Published on: Recommendation
- radiation risk
Assessment of Radiation Exposure in the National Cohort
Recommendation by the German Commission on Radiological Protection
Adopted at the 259th meeting of the SSK on 13/14 December 2012
Abstract
A project sponsored by the Helmholtz Association, the German Federal Ministry of Education and Research (BMBF) and the German Länder plans to establish a National Cohort that will provide data for epidemiological studies of the influence of environmental factors and lifestyle on the development of disease. It is envisaged that two hundred thousand participants will be recruited for the cohort. The National Cohort may help to provide information on two key issues relating to protection against ionizing radiation.
The SSK recommends retrospective and prospective recording of the organ doses of members of the National Cohort as a result of medical, occupational and external natural radiation exposure for the following reasons. The study has the potential:
- to provide information about the distribution of medical exposure.
- to measure the level and distribution of natural external exposure.
- to collect data on medical, occupational and natural exposure for each individual cohort member that is not available in any other existing cohort.
- to provide an estimate of the upper limit of the confidence interval of the risk from doses that reflect the variability of doses from all exposure to ionizing radiation (except radon) in the German population.
- o create a dataset with a wide range of behavioural and health parameters that in combination with exposure information could be very useful for future investigations.
In view of the open questions that have been described in relation to
- validation of the reconstruction of medical exposure,
- the expected dose distribution among cohort members, which is key to the statistical usefulness of the study,
- the uncertainty of the dose estimates and their impact on the risk assessment
the SSK recommends that the next step should be to use the baseline assessment of the National Cohort for a larger feasibility study (several thousand participants) of the determination of organ doses from medical use of ionizing radiation and from occupational, natural and technologically enhanced radiation exposure.
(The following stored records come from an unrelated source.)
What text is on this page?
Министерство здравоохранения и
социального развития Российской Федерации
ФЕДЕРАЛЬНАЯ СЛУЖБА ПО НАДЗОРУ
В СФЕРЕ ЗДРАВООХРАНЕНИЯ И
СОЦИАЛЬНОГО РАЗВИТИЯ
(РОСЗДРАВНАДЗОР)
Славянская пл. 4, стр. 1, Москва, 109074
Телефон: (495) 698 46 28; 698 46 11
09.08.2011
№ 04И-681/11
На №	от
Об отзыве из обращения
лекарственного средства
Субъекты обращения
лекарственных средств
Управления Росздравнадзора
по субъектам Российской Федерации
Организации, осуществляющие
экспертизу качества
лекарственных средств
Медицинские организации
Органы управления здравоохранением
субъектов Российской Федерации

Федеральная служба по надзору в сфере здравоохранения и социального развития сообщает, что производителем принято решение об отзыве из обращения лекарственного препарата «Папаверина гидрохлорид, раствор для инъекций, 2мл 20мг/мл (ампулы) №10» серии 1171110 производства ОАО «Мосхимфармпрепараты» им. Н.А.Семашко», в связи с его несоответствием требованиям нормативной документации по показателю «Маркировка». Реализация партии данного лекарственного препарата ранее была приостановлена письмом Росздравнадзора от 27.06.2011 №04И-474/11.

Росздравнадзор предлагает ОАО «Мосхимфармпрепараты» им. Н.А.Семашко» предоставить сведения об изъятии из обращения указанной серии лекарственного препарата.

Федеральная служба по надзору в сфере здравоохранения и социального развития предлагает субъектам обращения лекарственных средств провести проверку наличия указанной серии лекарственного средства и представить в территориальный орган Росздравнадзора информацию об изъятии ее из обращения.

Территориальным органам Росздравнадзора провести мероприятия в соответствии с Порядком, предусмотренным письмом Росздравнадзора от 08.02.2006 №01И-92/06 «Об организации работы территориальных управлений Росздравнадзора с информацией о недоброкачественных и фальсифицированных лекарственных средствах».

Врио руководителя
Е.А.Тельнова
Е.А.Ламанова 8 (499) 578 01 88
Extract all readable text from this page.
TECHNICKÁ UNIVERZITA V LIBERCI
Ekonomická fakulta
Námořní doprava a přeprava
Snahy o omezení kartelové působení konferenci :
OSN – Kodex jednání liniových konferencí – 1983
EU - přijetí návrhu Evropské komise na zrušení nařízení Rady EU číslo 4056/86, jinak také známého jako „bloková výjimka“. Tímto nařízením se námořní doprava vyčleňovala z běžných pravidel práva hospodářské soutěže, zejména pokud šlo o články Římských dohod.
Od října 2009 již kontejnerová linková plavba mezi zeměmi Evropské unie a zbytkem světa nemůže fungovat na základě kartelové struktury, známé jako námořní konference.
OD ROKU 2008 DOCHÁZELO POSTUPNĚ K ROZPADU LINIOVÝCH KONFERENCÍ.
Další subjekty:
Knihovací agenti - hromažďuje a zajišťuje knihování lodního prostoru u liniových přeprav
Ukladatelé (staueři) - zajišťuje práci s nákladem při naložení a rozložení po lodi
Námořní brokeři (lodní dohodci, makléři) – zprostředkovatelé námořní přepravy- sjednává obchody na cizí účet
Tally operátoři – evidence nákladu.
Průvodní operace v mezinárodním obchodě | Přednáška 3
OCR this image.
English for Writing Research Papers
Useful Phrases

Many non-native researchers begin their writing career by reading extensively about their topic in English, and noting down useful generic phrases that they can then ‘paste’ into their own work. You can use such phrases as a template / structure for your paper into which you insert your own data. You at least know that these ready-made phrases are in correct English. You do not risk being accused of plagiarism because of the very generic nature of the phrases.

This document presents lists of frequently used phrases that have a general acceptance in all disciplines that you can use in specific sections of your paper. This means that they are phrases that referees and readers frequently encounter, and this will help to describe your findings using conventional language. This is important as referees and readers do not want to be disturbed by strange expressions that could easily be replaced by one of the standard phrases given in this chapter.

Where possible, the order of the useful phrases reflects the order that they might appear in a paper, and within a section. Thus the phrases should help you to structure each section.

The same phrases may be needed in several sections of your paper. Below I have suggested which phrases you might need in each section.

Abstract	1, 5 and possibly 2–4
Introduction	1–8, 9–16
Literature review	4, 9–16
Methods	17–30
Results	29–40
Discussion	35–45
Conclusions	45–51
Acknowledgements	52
The information on medical radiation exposure provided by cohort members should, for example, be validated against data held by providers of statutory health insurance. To reconstruct the exposure of people with higher levels of medical exposure, medical records should also be evaluated. X-ray record cards should be issued as part of the feasibility study; during follow-up their use should be checked and reminders issued. The uncertainties about dose distribution that arise because radon exposure is not measured and data on internal exposure as a result of food consumption is not collected should be taken into account when analysing the data. It is worth investigating whether questions about building characteristics can be asked in such a way that collection of information on radon exposure becomes possible. Consideration should also be given to collecting some basic information on radiation exposure for all 200,000 cohort members at the time of the baseline assessment. Finally, the costs and benefits of capturing radiation exposure in the entire cohort should be discussed.
The later assessment of radiation exposure in the entire National Cohort during the follow-up investigation would then have the advantage that the procedure used would have been validated. For the subgroup investigated in the feasibility study, the time history of medical and natural external radiation exposure can be determined.
The SSK also recommends that other European countries be encouraged to collect information on radiation exposure in their national cohorts with a view to later pooling of the data. Cooperation with other large European cohorts (UK: 500,000, SE: 500,000, FR: 200,000, NL: 160,000) could provide a broader statistical basis with more than one million participants and potentially make a genuine risk assessment possible rather than simply an estimate of the upper limit of the confidence interval.